The American Studies Association (ASA) is a scholarly organization devoted to the interdisciplinary study of U.S. culture and history. It was founded in 1951 and claims to be the oldest scholarly organization devoted to these topics. The ASA works to promote meaningful dialogue about the United States of America, throughout the U.S. and across the globe. Its purpose is to support scholars and scholarship committed to original research, innovative and effective teaching, critical thinking, and public discussion and debate.

The ASA consists of almost 5,000 individual members along with 2,200 library and other institutional subscribers. It publishes the journal American Quarterly at Johns Hopkins University Press. The concerns and activities of the organization are international in scope.

==History==

The American Studies Association was founded for purposes of
the promotion of the study of American culture through the encouragement of research, teaching, publication, the strengthening of relations among persons and institutions in this country and abroad devoted to such studies, and the broadening of knowledge among the general public about American culture in all its diversity and complexity.

American studies departments, programs, and centers exist around the world.

==Officers and governance==

Past presidents of the ASA include Carl Bode (1951–52), Daniel J. Boorstin (1969), Daniel Aaron (1972–73), William H. Goetzmann (1974–75), Janice Radway (1998–99). Recent presidents have included: Curis Marez, Lisa Duggan, David Roediger, Robert Warrior, Kandice Chuh, Roderick Ferguson, and Scott Kurashige (2019-2020).

==Membership==

Membership is available to any individual with an interest in the study of American culture. Colleges, universities, museums, foundations, societies and other institutions can also be members of the ASA.

==Chapters==
The ASA includes thirteen chapters:

- The American Studies Association of Texas
- The California American Studies Association
- The Chesapeake American Studies Association
- The Eastern American Studies Association
- The Great Lakes American Studies Association
- The Hawaii American Studies Association
- The Kentucky-Tennessee American Studies Association
- The Mid-America American Studies Association
- The New England American Studies Association
- The New York Metro American Studies Association
- The Pacific Northwest American Studies Association
- The Rocky Mountain American Studies Association
- The Southern American Studies Association

==Publications==
The ASA regularly produces several publications including:
- The American Quarterly (AQ): Published in March, June, September, and December, the Journal's essays engage with important issues in American studies.
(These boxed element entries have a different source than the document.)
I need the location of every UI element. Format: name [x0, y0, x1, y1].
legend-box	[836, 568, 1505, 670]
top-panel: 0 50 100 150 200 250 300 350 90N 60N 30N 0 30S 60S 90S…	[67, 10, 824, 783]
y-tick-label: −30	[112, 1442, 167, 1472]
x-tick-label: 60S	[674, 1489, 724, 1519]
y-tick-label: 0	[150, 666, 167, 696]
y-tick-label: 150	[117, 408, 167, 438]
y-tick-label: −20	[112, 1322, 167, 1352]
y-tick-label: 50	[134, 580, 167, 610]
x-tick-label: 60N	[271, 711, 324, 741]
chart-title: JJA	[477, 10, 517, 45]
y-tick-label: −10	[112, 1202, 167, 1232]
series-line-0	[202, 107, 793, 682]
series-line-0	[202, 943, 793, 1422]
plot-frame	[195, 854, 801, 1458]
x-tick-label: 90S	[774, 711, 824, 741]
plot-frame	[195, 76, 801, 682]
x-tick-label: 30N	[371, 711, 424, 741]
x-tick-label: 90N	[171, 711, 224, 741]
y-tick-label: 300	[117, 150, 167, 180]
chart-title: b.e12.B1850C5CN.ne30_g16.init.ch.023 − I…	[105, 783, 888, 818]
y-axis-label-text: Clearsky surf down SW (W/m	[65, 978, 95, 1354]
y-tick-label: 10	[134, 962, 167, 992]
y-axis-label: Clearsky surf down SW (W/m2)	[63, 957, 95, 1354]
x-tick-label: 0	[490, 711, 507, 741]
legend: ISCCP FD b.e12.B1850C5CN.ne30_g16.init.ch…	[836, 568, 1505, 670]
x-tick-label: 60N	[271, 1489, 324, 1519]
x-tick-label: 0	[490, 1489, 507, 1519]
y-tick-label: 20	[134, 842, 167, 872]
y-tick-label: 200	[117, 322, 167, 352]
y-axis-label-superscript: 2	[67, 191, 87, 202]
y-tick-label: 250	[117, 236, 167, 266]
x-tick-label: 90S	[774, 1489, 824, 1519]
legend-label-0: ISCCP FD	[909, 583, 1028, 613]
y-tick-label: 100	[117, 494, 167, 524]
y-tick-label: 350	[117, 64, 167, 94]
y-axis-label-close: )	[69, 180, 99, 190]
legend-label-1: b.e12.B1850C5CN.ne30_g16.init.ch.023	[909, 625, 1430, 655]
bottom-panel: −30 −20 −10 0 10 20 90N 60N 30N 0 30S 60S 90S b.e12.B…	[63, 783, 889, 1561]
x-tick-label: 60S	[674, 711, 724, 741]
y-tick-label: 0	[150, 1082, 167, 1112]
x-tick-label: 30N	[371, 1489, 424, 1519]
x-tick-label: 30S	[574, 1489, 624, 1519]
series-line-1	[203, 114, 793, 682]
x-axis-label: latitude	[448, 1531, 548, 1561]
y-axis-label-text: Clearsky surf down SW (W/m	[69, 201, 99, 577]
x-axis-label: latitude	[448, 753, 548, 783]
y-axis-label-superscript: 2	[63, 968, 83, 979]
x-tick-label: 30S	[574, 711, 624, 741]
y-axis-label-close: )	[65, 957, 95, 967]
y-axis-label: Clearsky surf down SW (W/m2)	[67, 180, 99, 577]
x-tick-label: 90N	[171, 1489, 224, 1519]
It is available online to ASA members and through Project MUSE and JSTOR.
- The ASA E-Newsletter: Published quarterly, this newsletter provides information on programs, publications and opportunities relevant to ASA members, while aiming to promote a broader awareness of the challenges facing the American Studies Community.
- The Encyclopedia of American Studies: An online database featuring over 750 searchable articles. The ASA claims that the "Encyclopedia of American Studies is the leading reference work for the field."

==Annual meetings==

The annual ASA meeting features speakers and workshops connected to a broad theme important to the field. Recent meetings have been held in Honolulu, Hawaii; San Juan, Puerto Rico; Baltimore, Maryland; Atlanta, Georgia; Chicago, Illinois; Denver, Colorado; Toronto, Canada; Los Angeles, California.

==Prizes and grants==
The ASA awards a number of prizes and grants including:
- Constance Rourke Prize for the best article in American Quarterly
- Wise-Susman Prize for the best student paper at the annual meeting
- Yasuo Sakakibara Prize for the best paper presented by a scholar at the annual meeting
- Ralph Henry Gabriel Prize for the best dissertation in American Studies
- Lora Romero First Book Publication Prize
- John Hope Franklin Best Book Publication Prize
- Angela Y. Davis Prize for public scholarship
- Mary C. Turpie Prize for teaching, advising and program development in American Studies
- Carl Bode-Norman Holmes Pearson Prize for outstanding contributions to American Studies.

== Boycott of Israeli academic institutions ==

In December 2013, members of ASA voted to join the boycott of all Israeli educational institutions. ASA was strongly criticized and four ASA members, aided by the Louis D. Brandeis Center for Human Rights Under Law, sued the organization but their lawsuit was dismissed. As of 2025, the boycott is ongoing.